In these marginal seats, the question of how to get uncertain, but potentially favourable, voters to back the Conservatives, is of decisive importance. Javid sets out to do it by a kind of lucid insistence on the strength of the Tory case. He asks people what evidence they can see of economic revival, and then says: “That’s right, our economy is generating jobs at a record rate.” The case for continuing with Conservative policies flows naturally from this.
Mills said: “It seems much more positive on the doorstep than the polls would have us believe. I’m aware we could be deluding ourselves.” For him, the campaign is in some respects much easier than it was five years ago. Most people in the constituency now know who he is, and he is no longer having to earn his living as a chartered accountant.
If one is at the heart of a campaign, one can feel strangely cut off, for one lacks the leisure to stand back and get a balanced overall picture. As Miles Pattison, who is running Solloway’s campaign in Derby North, put it: “You don’t really have time to work out how things are going. You just keep on with your own campaign.”
Javid went to see the Silk Mill in Derby: one of the sites where in 1721 the industrial revolution began, by using water power to drive huge spinning machines. He took a close interest in the beautiful machines which are there displayed, including several Rolls-Royce aero engines, and said that after the election he would bring his children (aged six, 11, 13 and 15) to see them.
Surveying the spacious and fairly empty room by which one enters the museum, Javid observed: “It’s a great place to hold a function for the Workers’ Party.” A momentary pause, after which he added: “That’s us.” His approach was shot through with a sort of self-mocking humour which saved him from sounding too ideological.

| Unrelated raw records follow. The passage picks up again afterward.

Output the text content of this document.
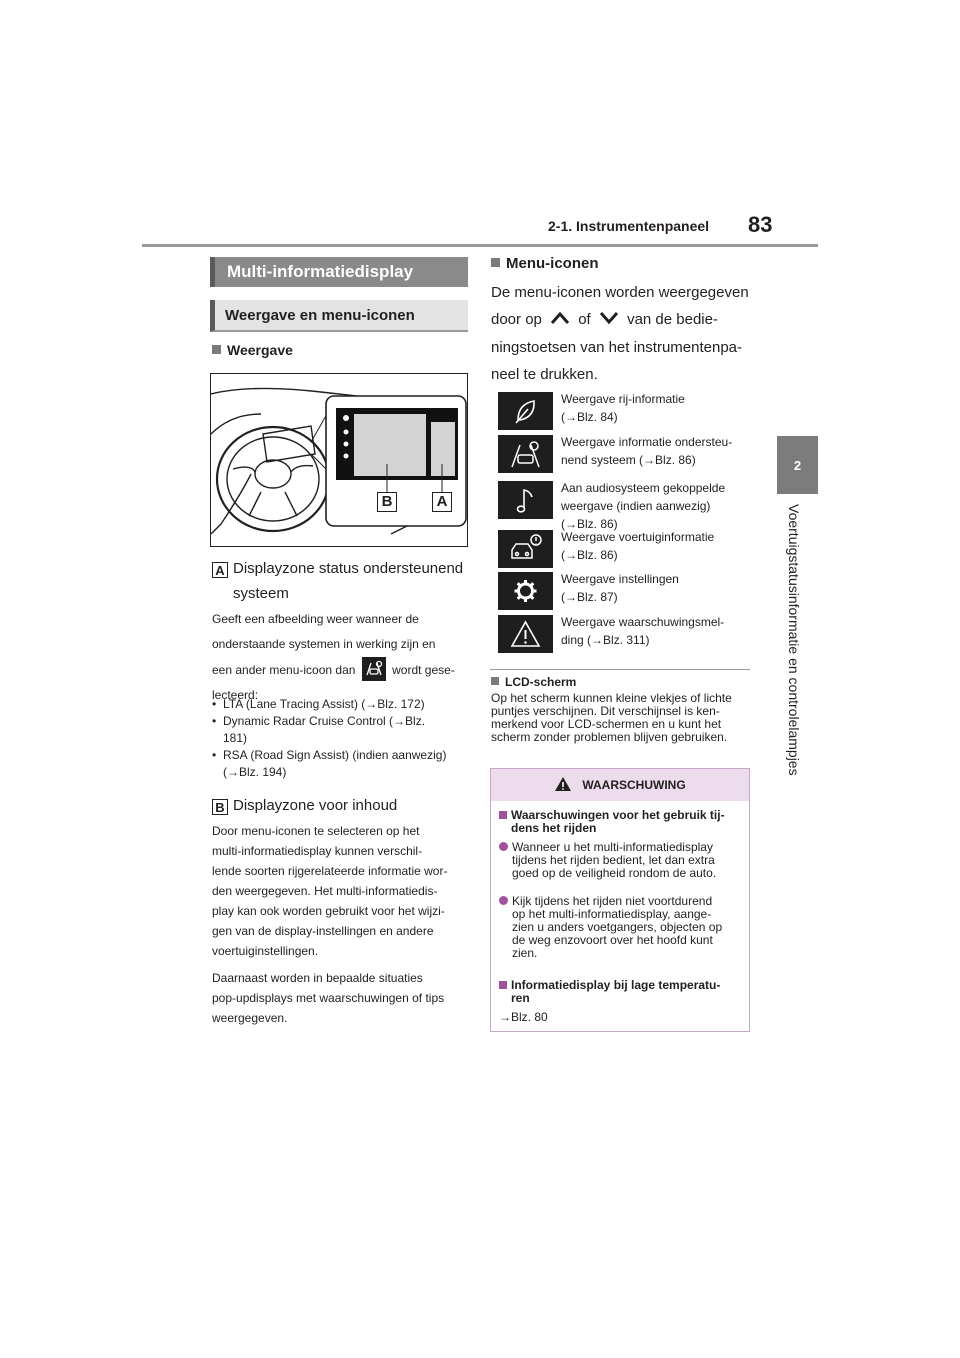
2-1. Instrumentenpaneel 83
2
Voertuigstatusinformatie en controlelampjes
Multi-informatiedisplay
Weergave en menu-iconen
Weergave
B	A
A Displayzone status ondersteunend
systeem
Geeft een afbeelding weer wanneer de
onderstaande systemen in werking zijn en
een ander menu-icoon dan	wordt gese-
lecteerd:
• LTA (Lane Tracing Assist) (→Blz. 172)
• Dynamic Radar Cruise Control (→Blz. 181)
• RSA (Road Sign Assist) (indien aanwezig) (→Blz. 194)
B Displayzone voor inhoud
Door menu-iconen te selecteren op het
multi-informatiedisplay kunnen verschil-
lende soorten rijgerelateerde informatie wor-
den weergegeven. Het multi-informatiedis-
play kan ook worden gebruikt voor het wijzi-
gen van de display-instellingen en andere
voertuiginstellingen.
Daarnaast worden in bepaalde situaties
pop-updisplays met waarschuwingen of tips
weergegeven.
Menu-iconen
De menu-iconen worden weergegeven
door op of van de bedie-
ningstoetsen van het instrumentenpa-
neel te drukken.
Weergave rij-informatie
(→Blz. 84)
Weergave informatie ondersteu-
nend systeem (→Blz. 86)
Aan audiosysteem gekoppelde
weergave (indien aanwezig)
(→Blz. 86)
Weergave voertuiginformatie
(→Blz. 86)
Weergave instellingen
(→Blz. 87)
Weergave waarschuwingsmel-
ding (→Blz. 311)
LCD-scherm
Op het scherm kunnen kleine vlekjes of lichte
puntjes verschijnen. Dit verschijnsel is ken-
merkend voor LCD-schermen en u kunt het
scherm zonder problemen blijven gebruiken.
WAARSCHUWING
Waarschuwingen voor het gebruik tij-
dens het rijden
Wanneer u het multi-informatiedisplay
tijdens het rijden bedient, let dan extra
goed op de veiligheid rondom de auto.
Kijk tijdens het rijden niet voortdurend
op het multi-informatiedisplay, aange-
zien u anders voetgangers, objecten op
de weg enzovoort over het hoofd kunt
zien.
Informatiedisplay bij lage temperatu-
ren
→Blz. 80
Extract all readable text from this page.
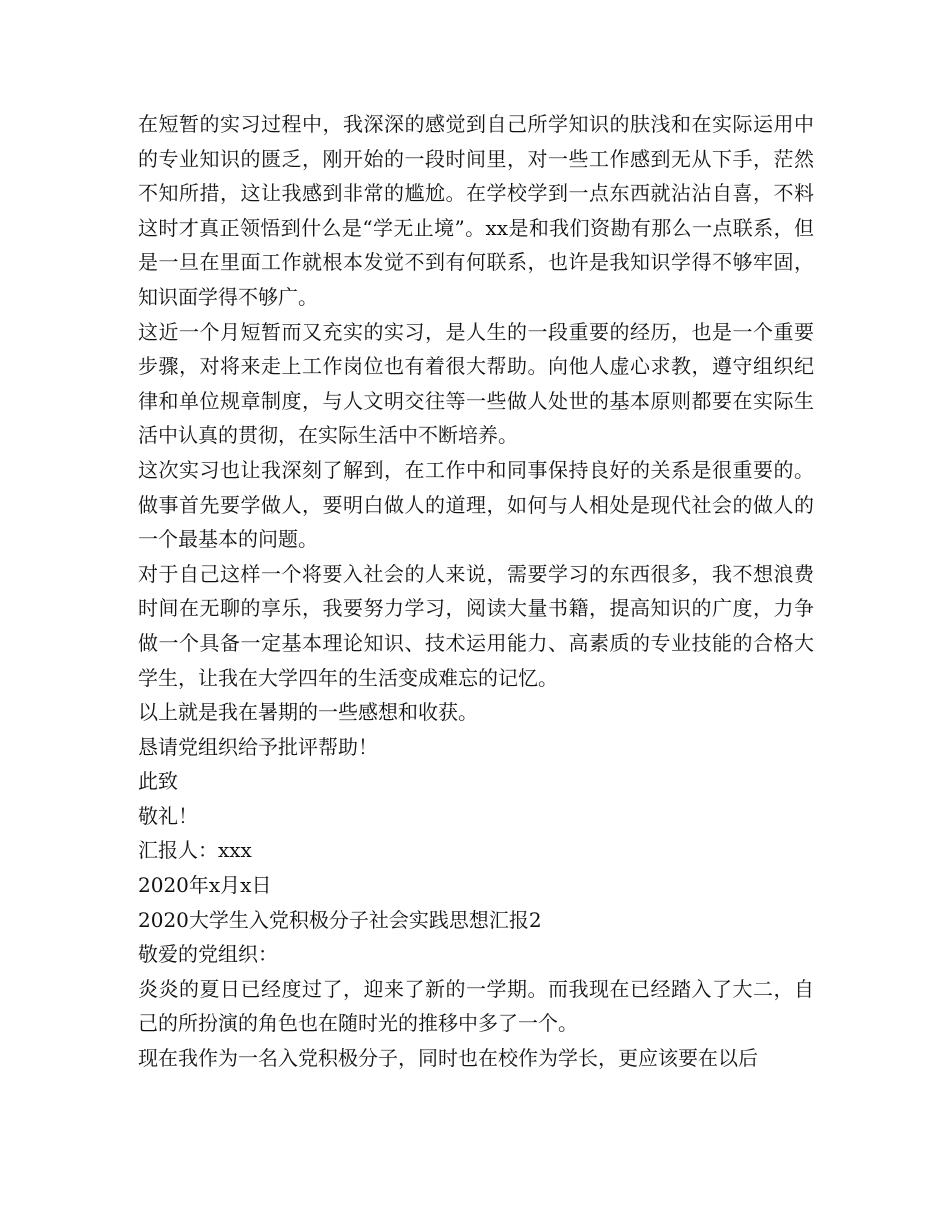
在短暂的实习过程中，我深深的感觉到自己所学知识的肤浅和在实际运用中的专业知识的匮乏，刚开始的一段时间里，对一些工作感到无从下手，茫然不知所措，这让我感到非常的尴尬。在学校学到一点东西就沾沾自喜，不料这时才真正领悟到什么是“学无止境”。xx是和我们资勘有那么一点联系，但是一旦在里面工作就根本发觉不到有何联系，也许是我知识学得不够牢固，知识面学得不够广。

这近一个月短暂而又充实的实习，是人生的一段重要的经历，也是一个重要步骤，对将来走上工作岗位也有着很大帮助。向他人虚心求教，遵守组织纪律和单位规章制度，与人文明交往等一些做人处世的基本原则都要在实际生活中认真的贯彻，在实际生活中不断培养。

这次实习也让我深刻了解到，在工作中和同事保持良好的关系是很重要的。做事首先要学做人，要明白做人的道理，如何与人相处是现代社会的做人的一个最基本的问题。

对于自己这样一个将要入社会的人来说，需要学习的东西很多，我不想浪费时间在无聊的享乐，我要努力学习，阅读大量书籍，提高知识的广度，力争做一个具备一定基本理论知识、技术运用能力、高素质的专业技能的合格大学生，让我在大学四年的生活变成难忘的记忆。

以上就是我在暑期的一些感想和收获。

恳请党组织给予批评帮助！

此致

敬礼！

汇报人：xxx

2020年x月x日

2020大学生入党积极分子社会实践思想汇报2

敬爱的党组织：

炎炎的夏日已经度过了，迎来了新的一学期。而我现在已经踏入了大二，自己的所扮演的角色也在随时光的推移中多了一个。

现在我作为一名入党积极分子，同时也在校作为学长，更应该要在以后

One of Javid’s big responsibilities, at DCMS, is broadband, and he went to see Zycomm, a small business at Ripley, one of the main towns in Amber Valley, which provides broadband and radio services. Here Javid seemed on top of all the stuff about gigabytes, but I confess I was not paying close attention, until Zycomm’s founder, Ian Sneap, made a good-natured joke about computer games which Mills “was spotted playing in the House of Commons”.
Mills sprang to wider attention when he was spotted playing Candy Crush Saga during a session of the Work and Pensions Committee. Although this gave rise at the time to a certain amount of adverse comment, I am inclined to see it as a sign that Mills can recognise a wretchedly tedious session, and may even be a member of the human race.
Javid is so new to high-level politics that he is still pleasantly surprised when members of the public recognise him. On the evidence of this outing, he is good with people on the doorstep, and fully alive to the point that the pursuit of people’s votes, though a deeply serious matter, is also a highly comic one.